There’s a lot that could be said about what’s wrong with all this. Books have been written. Among them is Kim Riddlebarger’s A Case for Amillennialism – highly recommended (my review is here). I’ll only say this: not only is the Rapture based on a misinterpretation of passages like 1 Thess. 4:13-17, but it’s also intertwined with an erroneous eschatological system. That system teaches, amongst other things, that the temple will be rebuilt in Jerusalem and that the sacrificial system will be reinstituted. This is why so many American Christians are fixated on Israel.

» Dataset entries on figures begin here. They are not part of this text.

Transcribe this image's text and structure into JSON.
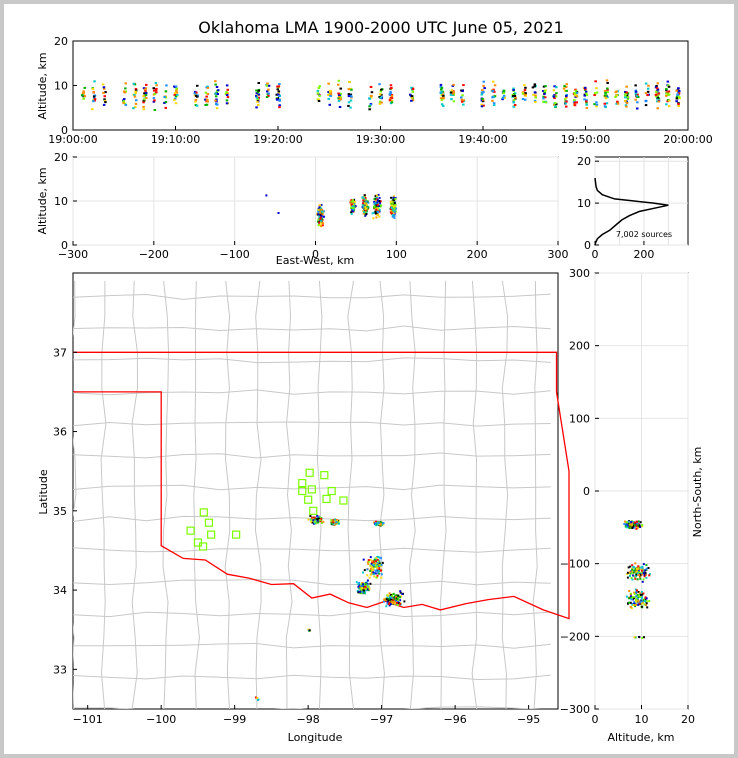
{
  "title": "Oklahoma LMA 1900-2000 UTC June 05, 2021",
  "colors": {
    "border": "#ff0000",
    "county": "#c8c8c8",
    "station": "#7cfc00",
    "frame_bg": "#c8c8c8"
  },
  "chart_data": [
    {
      "id": "time-altitude",
      "type": "scatter",
      "ylabel": "Altitude, km",
      "ylim": [
        0,
        20
      ],
      "yticks": [
        "0",
        "10",
        "20"
      ],
      "xlim_minutes": [
        0,
        60
      ],
      "xticks": [
        "19:00:00",
        "19:10:00",
        "19:20:00",
        "19:30:00",
        "19:40:00",
        "19:50:00",
        "20:00:00"
      ],
      "clusters_minutes": [
        1,
        2,
        3,
        5,
        6,
        7,
        8,
        9,
        10,
        12,
        13,
        14,
        15,
        18,
        19,
        20,
        24,
        25,
        26,
        27,
        29,
        30,
        31,
        33,
        36,
        37,
        38,
        40,
        41,
        42,
        43,
        44,
        45,
        46,
        47,
        48,
        49,
        50,
        51,
        52,
        53,
        54,
        55,
        56,
        57,
        58,
        59
      ]
    },
    {
      "id": "eastwest-altitude",
      "type": "scatter",
      "xlabel": "East-West, km",
      "ylabel": "Altitude, km",
      "xlim": [
        -300,
        300
      ],
      "ylim": [
        0,
        20
      ],
      "xticks": [
        "−300",
        "−200",
        "−100",
        "0",
        "100",
        "200",
        "300"
      ],
      "yticks": [
        "0",
        "10",
        "20"
      ],
      "clusters": [
        [
          5,
          7,
          4
        ],
        [
          45,
          9,
          3
        ],
        [
          60,
          9,
          4
        ],
        [
          75,
          9,
          5
        ],
        [
          95,
          9,
          4
        ]
      ]
    },
    {
      "id": "altitude-histogram",
      "type": "line",
      "annotation": "7,002 sources",
      "xlim": [
        0,
        380
      ],
      "ylim": [
        0,
        21
      ],
      "xticks": [
        "0",
        "200"
      ],
      "yticks": [
        "0",
        "10",
        "20"
      ],
      "profile": [
        [
          0,
          0
        ],
        [
          2,
          0.5
        ],
        [
          10,
          1.5
        ],
        [
          30,
          2.5
        ],
        [
          60,
          3.5
        ],
        [
          90,
          5
        ],
        [
          110,
          6
        ],
        [
          140,
          7
        ],
        [
          180,
          8
        ],
        [
          260,
          9
        ],
        [
          300,
          9.5
        ],
        [
          240,
          10
        ],
        [
          160,
          10.5
        ],
        [
          80,
          11
        ],
        [
          30,
          12
        ],
        [
          10,
          13
        ],
        [
          4,
          14
        ],
        [
          2,
          15
        ],
        [
          0,
          16
        ]
      ]
    },
    {
      "id": "plan-view-map",
      "type": "scatter",
      "xlabel": "Longitude",
      "ylabel": "Latitude",
      "xlim": [
        -101.2,
        -94.6
      ],
      "ylim": [
        32.5,
        38.0
      ],
      "xticks": [
        "−101",
        "−100",
        "−99",
        "−98",
        "−97",
        "−96",
        "−95"
      ],
      "yticks": [
        "33",
        "34",
        "35",
        "36",
        "37"
      ],
      "stations": [
        [
          -97.98,
          35.48
        ],
        [
          -97.78,
          35.45
        ],
        [
          -98.08,
          35.35
        ],
        [
          -98.08,
          35.25
        ],
        [
          -97.95,
          35.27
        ],
        [
          -97.68,
          35.25
        ],
        [
          -98.0,
          35.14
        ],
        [
          -97.75,
          35.15
        ],
        [
          -97.52,
          35.13
        ],
        [
          -97.93,
          35.0
        ],
        [
          -99.42,
          34.98
        ],
        [
          -99.35,
          34.85
        ],
        [
          -99.6,
          34.75
        ],
        [
          -99.32,
          34.7
        ],
        [
          -98.98,
          34.7
        ],
        [
          -99.5,
          34.6
        ],
        [
          -99.43,
          34.55
        ]
      ],
      "clusters": [
        [
          -97.9,
          34.9,
          0.12,
          0.06
        ],
        [
          -97.65,
          34.87,
          0.08,
          0.04
        ],
        [
          -97.05,
          34.85,
          0.08,
          0.03
        ],
        [
          -97.1,
          34.3,
          0.18,
          0.18
        ],
        [
          -97.25,
          34.05,
          0.12,
          0.1
        ],
        [
          -96.85,
          33.9,
          0.18,
          0.12
        ],
        [
          -98.0,
          33.5,
          0.02,
          0.02
        ],
        [
          -98.7,
          32.65,
          0.03,
          0.05
        ]
      ]
    },
    {
      "id": "altitude-northsouth",
      "type": "scatter",
      "xlabel": "Altitude, km",
      "ylabel": "North-South, km",
      "xlim": [
        0,
        20
      ],
      "ylim": [
        -300,
        300
      ],
      "xticks": [
        "0",
        "10",
        "20"
      ],
      "yticks": [
        "−300",
        "−200",
        "−100",
        "0",
        "100",
        "200",
        "300"
      ],
      "clusters": [
        [
          8,
          -45,
          3,
          8
        ],
        [
          9,
          -110,
          3,
          15
        ],
        [
          9,
          -148,
          3,
          18
        ],
        [
          9,
          -200,
          2,
          2
        ]
      ]
    }
  ]
}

Eschatology has never really been a strong emphasis in my Reformed tradition. When it’s brought up, we generally just focus on the basics: Christ’s imminent return, the resurrection of the dead, the last judgment, the new heavens and the new earth. We could say more, but usually we don’t. I’m thankful that eventually I learned that the dispensationalist Rapture is wrong. But what if today there’s some young boy curiously learning about the Bible from YouTube and he stumbles across someone teaching it for kids? Who will clear it up for him?